Whether writing or editing, I’m consciously aiming for a smooth experience for readers—which means avoiding potholes, bumps, and other obstacles that momentarily distract them, pulling them out of the flow of the text.
Every once in a while, a writing or editing project provides an opportunity to work with a person who is a master in his or her field. Most often, it’s someone who works with words—another writer or editor—but not always.
Last year, I had the good fortune to collaborate with Ted Grant. Known as “the father of Canadian photojournalism,” Ted has worked with a camera in his hands for more than 60 years. The National Archives of Canada has almost 300,000 of his photos—the largest collection by a single photographer in Canadian history—in addition to the National Gallery of Canada’s 100,000 images.
Ted has photographed people all over the world—in wars, politics, and sporting events, or just doing what they do. His iconic shots include Pierre Elliott Trudeau sliding down the banister at the 1968 Liberal Party leadership convention and Ben Johnson crossing the finish line in the 100-metre race at the 1988 Olympics, index finger raised in victory as he looks back at arch-rival Carl Lewis.
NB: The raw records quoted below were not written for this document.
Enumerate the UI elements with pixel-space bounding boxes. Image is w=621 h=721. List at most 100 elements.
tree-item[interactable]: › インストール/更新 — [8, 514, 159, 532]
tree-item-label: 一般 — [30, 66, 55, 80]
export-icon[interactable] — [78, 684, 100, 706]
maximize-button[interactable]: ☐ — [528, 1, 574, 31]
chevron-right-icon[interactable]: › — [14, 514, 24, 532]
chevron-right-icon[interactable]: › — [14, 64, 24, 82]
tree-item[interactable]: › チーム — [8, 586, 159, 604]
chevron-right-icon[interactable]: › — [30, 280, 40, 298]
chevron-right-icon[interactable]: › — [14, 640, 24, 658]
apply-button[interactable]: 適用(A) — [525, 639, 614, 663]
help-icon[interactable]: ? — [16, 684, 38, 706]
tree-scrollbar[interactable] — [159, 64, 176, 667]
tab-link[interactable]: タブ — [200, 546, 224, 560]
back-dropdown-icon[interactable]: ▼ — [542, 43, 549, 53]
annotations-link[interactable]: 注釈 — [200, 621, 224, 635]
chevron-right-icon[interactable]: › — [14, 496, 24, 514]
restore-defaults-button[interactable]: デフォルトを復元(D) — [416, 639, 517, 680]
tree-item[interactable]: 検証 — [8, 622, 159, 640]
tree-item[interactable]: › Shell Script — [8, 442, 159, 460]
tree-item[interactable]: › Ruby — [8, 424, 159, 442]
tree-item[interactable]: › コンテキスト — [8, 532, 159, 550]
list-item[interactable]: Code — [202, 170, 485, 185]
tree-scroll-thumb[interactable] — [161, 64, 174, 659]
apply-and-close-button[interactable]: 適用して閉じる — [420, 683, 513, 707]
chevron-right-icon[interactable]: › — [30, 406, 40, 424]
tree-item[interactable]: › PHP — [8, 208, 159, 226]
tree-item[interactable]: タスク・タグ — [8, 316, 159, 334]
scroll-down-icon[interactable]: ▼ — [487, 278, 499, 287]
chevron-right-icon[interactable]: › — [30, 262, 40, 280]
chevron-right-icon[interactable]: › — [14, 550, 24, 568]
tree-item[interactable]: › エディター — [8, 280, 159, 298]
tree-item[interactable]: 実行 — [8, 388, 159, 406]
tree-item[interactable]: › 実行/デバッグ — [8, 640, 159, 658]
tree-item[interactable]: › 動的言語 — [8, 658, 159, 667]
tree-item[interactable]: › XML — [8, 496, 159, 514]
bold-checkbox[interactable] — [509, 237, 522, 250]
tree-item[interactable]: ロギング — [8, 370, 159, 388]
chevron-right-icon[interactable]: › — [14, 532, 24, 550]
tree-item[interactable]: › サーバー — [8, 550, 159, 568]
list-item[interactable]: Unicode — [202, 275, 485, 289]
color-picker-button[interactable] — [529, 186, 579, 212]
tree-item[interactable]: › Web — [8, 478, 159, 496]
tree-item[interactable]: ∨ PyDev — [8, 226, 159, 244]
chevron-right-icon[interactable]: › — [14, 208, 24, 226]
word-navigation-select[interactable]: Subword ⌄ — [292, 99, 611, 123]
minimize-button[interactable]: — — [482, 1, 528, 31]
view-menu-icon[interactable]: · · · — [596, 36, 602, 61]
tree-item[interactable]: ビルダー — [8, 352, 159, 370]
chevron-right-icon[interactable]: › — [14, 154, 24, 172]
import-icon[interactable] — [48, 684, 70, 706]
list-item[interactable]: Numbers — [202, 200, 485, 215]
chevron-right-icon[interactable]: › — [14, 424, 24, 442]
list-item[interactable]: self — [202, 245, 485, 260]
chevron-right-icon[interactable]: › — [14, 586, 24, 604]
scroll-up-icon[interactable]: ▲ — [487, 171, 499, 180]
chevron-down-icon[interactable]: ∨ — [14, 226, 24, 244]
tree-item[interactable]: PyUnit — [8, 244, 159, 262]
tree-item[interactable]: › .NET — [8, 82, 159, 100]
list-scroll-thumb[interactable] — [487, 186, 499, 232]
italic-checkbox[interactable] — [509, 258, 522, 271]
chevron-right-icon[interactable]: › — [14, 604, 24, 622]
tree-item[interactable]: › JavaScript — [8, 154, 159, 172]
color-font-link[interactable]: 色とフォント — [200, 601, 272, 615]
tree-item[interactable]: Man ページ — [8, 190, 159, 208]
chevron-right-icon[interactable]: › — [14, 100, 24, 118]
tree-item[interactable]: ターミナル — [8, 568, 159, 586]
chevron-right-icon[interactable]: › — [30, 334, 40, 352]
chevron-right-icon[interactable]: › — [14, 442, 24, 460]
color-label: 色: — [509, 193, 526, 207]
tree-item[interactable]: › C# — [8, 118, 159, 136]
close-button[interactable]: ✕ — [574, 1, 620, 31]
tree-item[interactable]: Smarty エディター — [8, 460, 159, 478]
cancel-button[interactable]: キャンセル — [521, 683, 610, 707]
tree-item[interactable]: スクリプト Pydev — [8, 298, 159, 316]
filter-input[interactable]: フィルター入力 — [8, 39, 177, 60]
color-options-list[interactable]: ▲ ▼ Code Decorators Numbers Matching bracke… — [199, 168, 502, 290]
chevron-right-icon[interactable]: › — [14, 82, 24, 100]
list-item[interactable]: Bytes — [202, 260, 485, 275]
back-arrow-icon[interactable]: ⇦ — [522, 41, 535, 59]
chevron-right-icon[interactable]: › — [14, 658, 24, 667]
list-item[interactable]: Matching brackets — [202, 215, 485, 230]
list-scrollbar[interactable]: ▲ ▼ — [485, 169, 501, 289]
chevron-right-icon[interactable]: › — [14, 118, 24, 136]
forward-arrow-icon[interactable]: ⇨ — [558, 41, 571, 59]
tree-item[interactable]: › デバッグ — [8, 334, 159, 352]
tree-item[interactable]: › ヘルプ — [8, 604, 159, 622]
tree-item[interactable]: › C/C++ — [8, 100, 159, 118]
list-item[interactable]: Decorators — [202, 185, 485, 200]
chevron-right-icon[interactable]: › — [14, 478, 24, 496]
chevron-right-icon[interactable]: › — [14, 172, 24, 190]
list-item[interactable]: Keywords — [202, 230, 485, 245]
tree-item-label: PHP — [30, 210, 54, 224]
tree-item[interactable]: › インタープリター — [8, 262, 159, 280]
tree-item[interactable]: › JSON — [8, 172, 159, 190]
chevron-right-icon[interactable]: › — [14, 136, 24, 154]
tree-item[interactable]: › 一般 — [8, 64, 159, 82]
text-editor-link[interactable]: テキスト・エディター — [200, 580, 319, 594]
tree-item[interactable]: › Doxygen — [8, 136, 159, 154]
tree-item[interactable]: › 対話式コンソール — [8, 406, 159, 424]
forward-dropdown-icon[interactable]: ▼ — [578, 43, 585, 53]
An important category in Ted’s vast portfolio is medicine, and that’s how our paths crossed. West Coast Editorial Associates was hired to produce a small book for the 10th anniversary of the Island Medical Program (IMP), part of the University of British Columbia Faculty of Medicine. I had included the services of a photographer in the budget and also asked what was available in the way of archival photos. It turned out that Ted had approached the IMP not long after it began about taking photos of medical students as they learned and of faculty as they taught. He’d returned several times over the years, and the photos had appeared in a major exhibition at the University of Victoria. When asked if we could use some of the photos for the book, Ted graciously agreed. Even better, he was willing to take some new portraits to accompany several profiles of students, faculty, staff, and alumni.
The portrait sessions would be among Ted’s first since having his shoulder replaced, so my job included getting him to and from the locations and lending him an arm on slippery sidewalks. That meant extra time together, which he filled with stories from his extraordinary career. Best of all, though, was watching him at work.
For each portrait, Ted made sure the person was busy, not simply looking at the camera. He always aimed to be “invisible,” at the periphery, so as not to distract his subjects. Sometimes he took only a handful of shots before he had what he wanted. Other times it took longer to get it right. But in the end, he always got it right: beautiful, intimate images of people being themselves.
When describing how he got a particularly important shot in the past, Ted often finished by saying it was pure luck. Like catching Trudeau sliding down the banister—pure luck! But no: the truth is that he’d put himself in the right place at the right time (you might call that instinct, or brilliant planning) and with only one chance, and a fraction of a second in which to act, he knew exactly what to do. That’s called pure mastery. And what luck for me to have seen it in action.